Plums belong to the same genus as cherries and peaches and the botanical name of the genus is Prunus. Plums are also fleshy drupes that have a single stone in the center.

There are a number of plum tree cultivars that produce various types of fruit. Some varieties of plum trees include damsons, Victoria, greengages, and satsuma plums. Depending on the species, plum fruits can have purple, yellow, green, or red skins. Generally, the flesh is yellowish-green without being too juicy.

Plum trees grow well in zone 5 – 7 and are one of the easiest types of fruit trees to care for. Most species of plum trees are self-pollinating and don’t require much maintenance to produce fruit.

Their compact shape and abundance of sweet oval fruits make plum tree a great investment for any fruit garden. With proper pruning, plum trees such as the European plum (Prunus domestica) can be trained to grow to 8 ft. (2.4 m).

As with other types of fruit in the Prunus genus, the taste of plums can range from extremely sweet to sour. In some varieties, it is the green skin that has the sourest taste. You can eat plums raw, use them to make jam, or dry them to make prunes. Asian varieties of plums are also widely used in Chinese and Japanese cooking.

Pear Trees

pear fruit tree

Many types of pear trees are cold hardy and include some dwarf cultivars

Pear trees are another easy-to-care-for type of fruit tree for your backyard or garden. These popular trees are in the same family Rosaceae as apples but they belong to the genus Pyrus. Ripe fruit from pear trees is generally soft and juicy and the core contains a few seeds. The two main species of cultivated pears are the European pear and Asian pear.

European species of pears (Pyrus communis) tend to have the classic ‘pear shape’ which is fat and round at the bottom and tapers to a point. Species of Asian pear trees (Pyrus pyrifolia) produce fruit that is generally oval in shape.

As with apple trees, most species of pear trees are cold hardy fruit trees. Trees can grow to between 33 and 56 ft. (10 – 17 m) tall and there are also many dwarf cultivars to choose from. Most pear trees are not self-pollinating and they require pollination from different cultivars to produce fruit.

Pear trees, similar to apple trees, produce spectacular white blossoms when they flower in spring. Depending on the species of fruit, pears can have green, red, brown, or yellow skins. Some types of pear are “pear-shaped” and other cultivars may look more like apples.

Some popular pear cultivars that grow in temperate climates are ‘Bartlett,’ ‘Red Anjou,’ ‘Comice,’ ‘Concorde,’ and ‘Forelle.’ The best representatives of Asian pear species are ‘Russet’ and ‘Nashi.’

Peach Trees

peach tree

There are some newly developed varieties of peach trees that are cold hardy and most of them are self-pollinators

In warm climates, peach trees are low-maintenance fruit-producing plants that have reddish or “peach-colored” sweet round fruits. The fruit from peach trees (Prunus persica) are drupes similar to cherries and apricots.

If you want to ensure a good yield of peaches without any fuss, look for dwarf cultivars that are self-pollinating.

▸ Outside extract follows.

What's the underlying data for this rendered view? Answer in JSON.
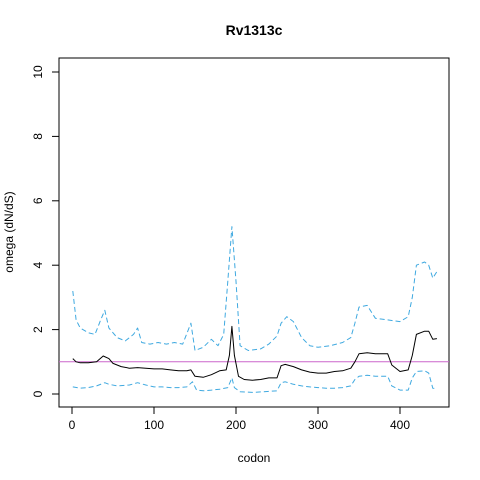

Peach trees can grow to an impressive 23 ft. (7 m) tall. However, to keep them manageable and make it easy to pick the delicious exotic fruits, prune them in early spring. This regular care can keep their height to around 10 ft. (3 m). Beautiful pink flowers appear on bare stems in spring before the lanceolate leaves.

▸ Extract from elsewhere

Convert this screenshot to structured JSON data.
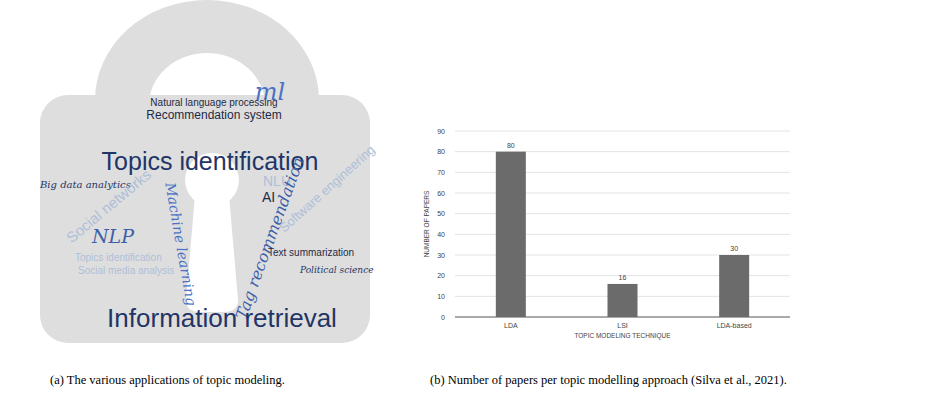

Peach fruits appear on the trees in mid to late summer. Depending on the species of peach tree, each tree can yield between 50 and 150 lb. (23 – 68 kg) annually. The juicy peach flesh is usually light to dark orange in color and has a sweet taste with no acidity.

It should be noted that nectarine is a type of peach, and the only difference between peaches and nectarines is their skin. Peach fruits have a slightly fuzzy feel to the skin whereas nectarines have smooth skin.

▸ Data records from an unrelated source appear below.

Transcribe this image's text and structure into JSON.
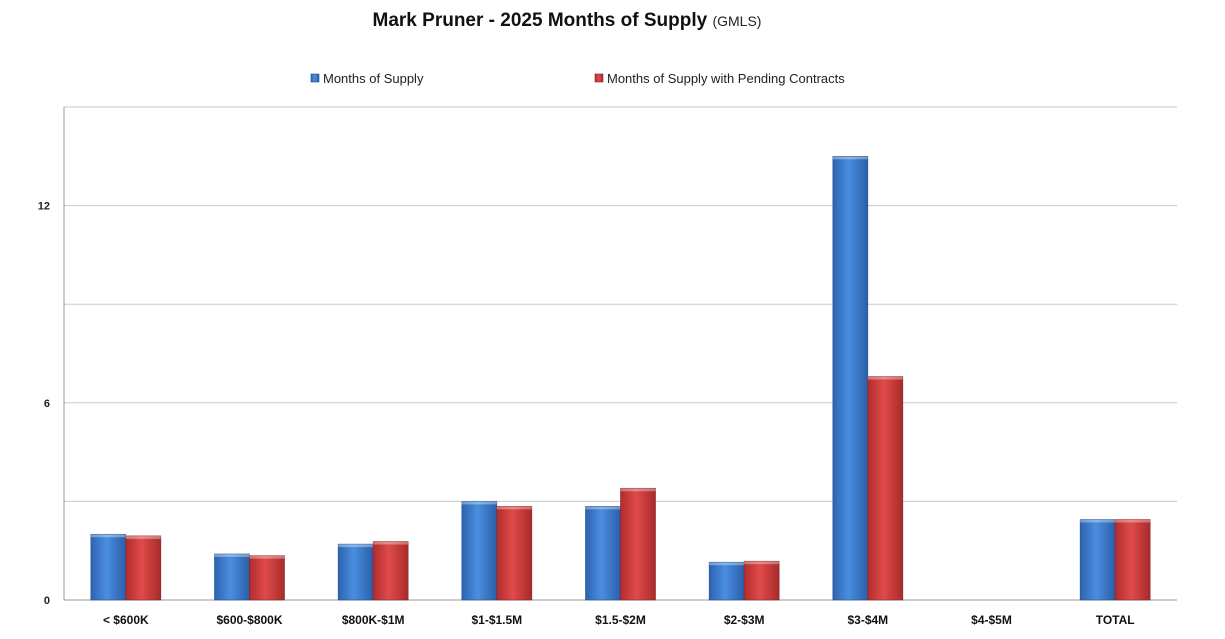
{
  "chart_data": {
    "type": "bar",
    "title": "Mark Pruner - 2025 Months of Supply",
    "subtitle": "(GMLS)",
    "xlabel": "",
    "ylabel": "",
    "categories": [
      "< $600K",
      "$600-$800K",
      "$800K-$1M",
      "$1-$1.5M",
      "$1.5-$2M",
      "$2-$3M",
      "$3-$4M",
      "$4-$5M",
      "TOTAL"
    ],
    "series": [
      {
        "name": "Months of Supply",
        "color": "#3f7fd4",
        "values": [
          2.0,
          1.4,
          1.7,
          3.0,
          2.85,
          1.15,
          13.5,
          0,
          2.45
        ]
      },
      {
        "name": "Months of Supply with Pending Contracts",
        "color": "#d43f3f",
        "values": [
          1.95,
          1.35,
          1.78,
          2.85,
          3.4,
          1.18,
          6.8,
          0,
          2.45
        ]
      }
    ],
    "ylim": [
      0,
      15
    ],
    "yticks": [
      0,
      6,
      12
    ],
    "gridlines": [
      0,
      3,
      6,
      9,
      12,
      15
    ],
    "grid": true,
    "legend": "top-center"
  }
}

Peach trees are not cold-hardy fruit trees, although newly developed cultivars are cold hardy. They grow best in zones 5 – 9.

If your garden is short on space or you have a balcony, you can plant a dwarf variety of peach tree. For example, the Prunus persica ‘Bonanza’ is a dwarf peach tree that has a bumper crop of medium-sized peaches. These miniature fruit trees grow to between 4 and 6 ft. (1.2 – 1.8 m) tall and are easy to care for.